Yeah, that's the MTV music video of the song. According to the Rush FAQ, Aimee's voice was supposed to come directly from the audio track of that projected film. And if the film gets desynched, Alex is supposed to step over during the choruses and trigger her voice samples from the keyboard he had tucked over Stage Right.

I can believe this, as I was at one of the concerts where the video got desynched, and I saw Al step over and handle it. I was up high in the nosebleed seats to stage right and could see the teleprompter monitors they had on the stage next to the monitor amps, and they do a little fimstrip-countdown of that backing film on those monitors, and the band is supposed to start based on that countdown, and they'd missed it.

I've also seen the song "Manhattan Project" go bad, where the middle-bridge string section (which is all one long digital sample triggered by Geddy pressing a key on his keyboard) got desynched really badly. The band kept playing right through it, and the sound guy scaled back the volume of the string section, though left it playing for continuity and fill. Sounded bad, but at least the song didn't stop. And if you look at the "Hold Your Fire" videotape, at that moment in the song where the sample is supposed to start, you see Ged look very intently at his keyboard as to not miss the cue, and also look quickly over his shoulder at Neil so they get eye contact and synch up on the downbeat to start that sample.

I've also been told a great story about the drum machine part on Don Henley's "Boys of Summer" from a friend who also happens to be Don's drum tech. I'll save that for another time.

But anyway, that's all a digression because that's not talking about lip synching.
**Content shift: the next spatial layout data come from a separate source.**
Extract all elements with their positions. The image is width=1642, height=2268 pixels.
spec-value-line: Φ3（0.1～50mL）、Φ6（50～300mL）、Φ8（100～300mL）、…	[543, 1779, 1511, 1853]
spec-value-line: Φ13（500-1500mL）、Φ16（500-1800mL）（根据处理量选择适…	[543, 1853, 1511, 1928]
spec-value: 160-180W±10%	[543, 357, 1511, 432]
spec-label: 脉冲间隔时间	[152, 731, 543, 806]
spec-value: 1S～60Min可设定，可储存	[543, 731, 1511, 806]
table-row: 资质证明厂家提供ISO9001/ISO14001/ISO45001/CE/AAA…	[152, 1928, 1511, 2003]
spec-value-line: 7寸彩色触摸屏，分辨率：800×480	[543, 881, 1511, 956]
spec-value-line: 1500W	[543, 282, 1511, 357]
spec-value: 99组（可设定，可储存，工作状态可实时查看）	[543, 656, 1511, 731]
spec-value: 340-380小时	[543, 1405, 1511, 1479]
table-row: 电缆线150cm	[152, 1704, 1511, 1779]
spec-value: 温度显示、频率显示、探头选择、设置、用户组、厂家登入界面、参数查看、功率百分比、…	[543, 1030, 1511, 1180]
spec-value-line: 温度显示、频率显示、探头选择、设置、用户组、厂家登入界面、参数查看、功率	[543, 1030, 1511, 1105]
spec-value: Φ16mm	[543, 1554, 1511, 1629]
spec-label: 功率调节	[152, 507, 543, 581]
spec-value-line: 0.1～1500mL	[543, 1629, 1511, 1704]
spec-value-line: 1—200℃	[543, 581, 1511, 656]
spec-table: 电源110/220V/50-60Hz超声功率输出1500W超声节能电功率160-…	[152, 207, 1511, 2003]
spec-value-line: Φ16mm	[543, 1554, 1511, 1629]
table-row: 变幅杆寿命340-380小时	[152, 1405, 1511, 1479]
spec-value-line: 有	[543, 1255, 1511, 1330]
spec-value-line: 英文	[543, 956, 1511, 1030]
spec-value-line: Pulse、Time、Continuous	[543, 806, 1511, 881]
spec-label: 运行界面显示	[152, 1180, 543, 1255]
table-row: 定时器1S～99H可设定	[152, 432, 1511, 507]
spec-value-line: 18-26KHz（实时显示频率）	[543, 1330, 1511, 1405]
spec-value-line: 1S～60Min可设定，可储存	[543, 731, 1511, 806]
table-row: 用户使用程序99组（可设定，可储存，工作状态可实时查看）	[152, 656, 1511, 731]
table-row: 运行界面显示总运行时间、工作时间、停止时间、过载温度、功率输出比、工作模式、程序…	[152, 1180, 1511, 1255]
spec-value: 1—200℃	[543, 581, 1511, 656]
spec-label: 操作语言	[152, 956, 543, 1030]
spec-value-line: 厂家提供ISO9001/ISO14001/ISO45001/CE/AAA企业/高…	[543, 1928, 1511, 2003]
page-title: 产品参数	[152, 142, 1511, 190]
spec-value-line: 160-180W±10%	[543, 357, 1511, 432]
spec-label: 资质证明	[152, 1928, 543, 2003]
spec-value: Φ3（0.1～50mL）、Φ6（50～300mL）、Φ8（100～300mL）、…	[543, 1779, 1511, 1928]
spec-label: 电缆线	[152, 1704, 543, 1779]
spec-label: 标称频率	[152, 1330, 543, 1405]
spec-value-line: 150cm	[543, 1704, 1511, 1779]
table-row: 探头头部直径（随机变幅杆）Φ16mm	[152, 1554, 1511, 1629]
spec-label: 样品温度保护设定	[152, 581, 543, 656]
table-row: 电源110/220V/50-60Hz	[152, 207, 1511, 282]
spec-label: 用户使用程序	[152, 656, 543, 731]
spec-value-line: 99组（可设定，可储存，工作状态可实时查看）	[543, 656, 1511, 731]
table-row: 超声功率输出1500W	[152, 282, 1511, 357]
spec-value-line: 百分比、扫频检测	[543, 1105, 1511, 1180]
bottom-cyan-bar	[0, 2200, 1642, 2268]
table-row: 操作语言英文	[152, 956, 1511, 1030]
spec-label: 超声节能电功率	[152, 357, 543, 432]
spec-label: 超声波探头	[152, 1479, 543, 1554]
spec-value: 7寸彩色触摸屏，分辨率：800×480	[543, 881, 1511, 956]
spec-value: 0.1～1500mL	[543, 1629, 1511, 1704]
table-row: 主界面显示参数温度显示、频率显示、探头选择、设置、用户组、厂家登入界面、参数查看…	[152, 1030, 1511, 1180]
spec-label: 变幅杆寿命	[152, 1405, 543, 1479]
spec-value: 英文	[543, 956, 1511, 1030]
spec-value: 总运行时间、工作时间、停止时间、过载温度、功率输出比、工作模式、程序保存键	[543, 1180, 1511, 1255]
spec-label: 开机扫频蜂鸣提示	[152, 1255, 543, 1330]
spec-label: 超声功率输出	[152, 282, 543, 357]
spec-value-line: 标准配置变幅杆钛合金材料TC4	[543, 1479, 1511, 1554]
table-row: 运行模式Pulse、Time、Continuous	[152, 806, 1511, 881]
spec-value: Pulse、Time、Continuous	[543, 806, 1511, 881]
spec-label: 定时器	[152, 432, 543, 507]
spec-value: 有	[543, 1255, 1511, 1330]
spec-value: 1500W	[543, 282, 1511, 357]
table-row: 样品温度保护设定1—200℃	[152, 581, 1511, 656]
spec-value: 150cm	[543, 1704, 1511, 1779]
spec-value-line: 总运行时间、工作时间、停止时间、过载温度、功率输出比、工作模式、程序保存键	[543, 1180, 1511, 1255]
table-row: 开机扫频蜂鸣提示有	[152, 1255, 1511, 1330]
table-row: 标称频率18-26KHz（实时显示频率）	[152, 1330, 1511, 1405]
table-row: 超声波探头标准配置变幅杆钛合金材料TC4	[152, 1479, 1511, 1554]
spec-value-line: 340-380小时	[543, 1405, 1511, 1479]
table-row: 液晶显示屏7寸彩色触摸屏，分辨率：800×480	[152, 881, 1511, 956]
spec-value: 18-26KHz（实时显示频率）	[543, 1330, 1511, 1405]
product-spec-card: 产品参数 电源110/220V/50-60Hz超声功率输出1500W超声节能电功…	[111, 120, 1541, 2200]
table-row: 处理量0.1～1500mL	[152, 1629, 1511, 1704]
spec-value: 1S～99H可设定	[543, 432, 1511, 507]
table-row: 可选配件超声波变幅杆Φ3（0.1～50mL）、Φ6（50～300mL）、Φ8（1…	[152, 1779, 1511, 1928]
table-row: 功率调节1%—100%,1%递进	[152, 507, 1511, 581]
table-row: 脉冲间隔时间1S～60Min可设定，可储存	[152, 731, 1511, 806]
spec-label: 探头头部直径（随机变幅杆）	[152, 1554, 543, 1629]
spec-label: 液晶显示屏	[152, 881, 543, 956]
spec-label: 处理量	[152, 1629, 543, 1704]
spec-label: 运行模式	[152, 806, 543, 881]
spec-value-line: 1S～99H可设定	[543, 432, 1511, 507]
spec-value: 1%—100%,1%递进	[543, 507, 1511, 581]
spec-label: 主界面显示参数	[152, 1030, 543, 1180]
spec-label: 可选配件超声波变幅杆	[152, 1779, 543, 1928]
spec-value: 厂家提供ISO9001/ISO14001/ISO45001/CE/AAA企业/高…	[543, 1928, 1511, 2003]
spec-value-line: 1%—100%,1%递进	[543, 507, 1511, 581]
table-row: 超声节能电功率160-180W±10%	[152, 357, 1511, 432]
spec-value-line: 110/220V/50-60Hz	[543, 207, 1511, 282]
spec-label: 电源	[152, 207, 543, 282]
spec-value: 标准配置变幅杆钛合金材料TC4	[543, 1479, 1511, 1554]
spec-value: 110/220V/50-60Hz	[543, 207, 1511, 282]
My point is that they're smart enough to only do the backing tracks as "extra bits" and to let themselves trigger the start points, because they know how bad things look when a backing tape goes wrong or when an underpaid roadie doesn't get the cue right.

Oh, yeah, one of those particularly embarrassing moments I mentioned earlier? One of them was when I ***WAS*** the underpaid roadie who was supposed to trigger the backing track from offstage. Me and the drummer didn't synch right, although I *did* make eye contact with him, I guess we just weren't on the same wavelength that night.

Having seen and been involved with those situations enough times, as an artist I will always resist putting myself into a situation where I need that kind of thing. I'd much rather embarrass myself by singing poorly or forgetting chords and lyrics than to completely ruin the performance with a technological train wreck.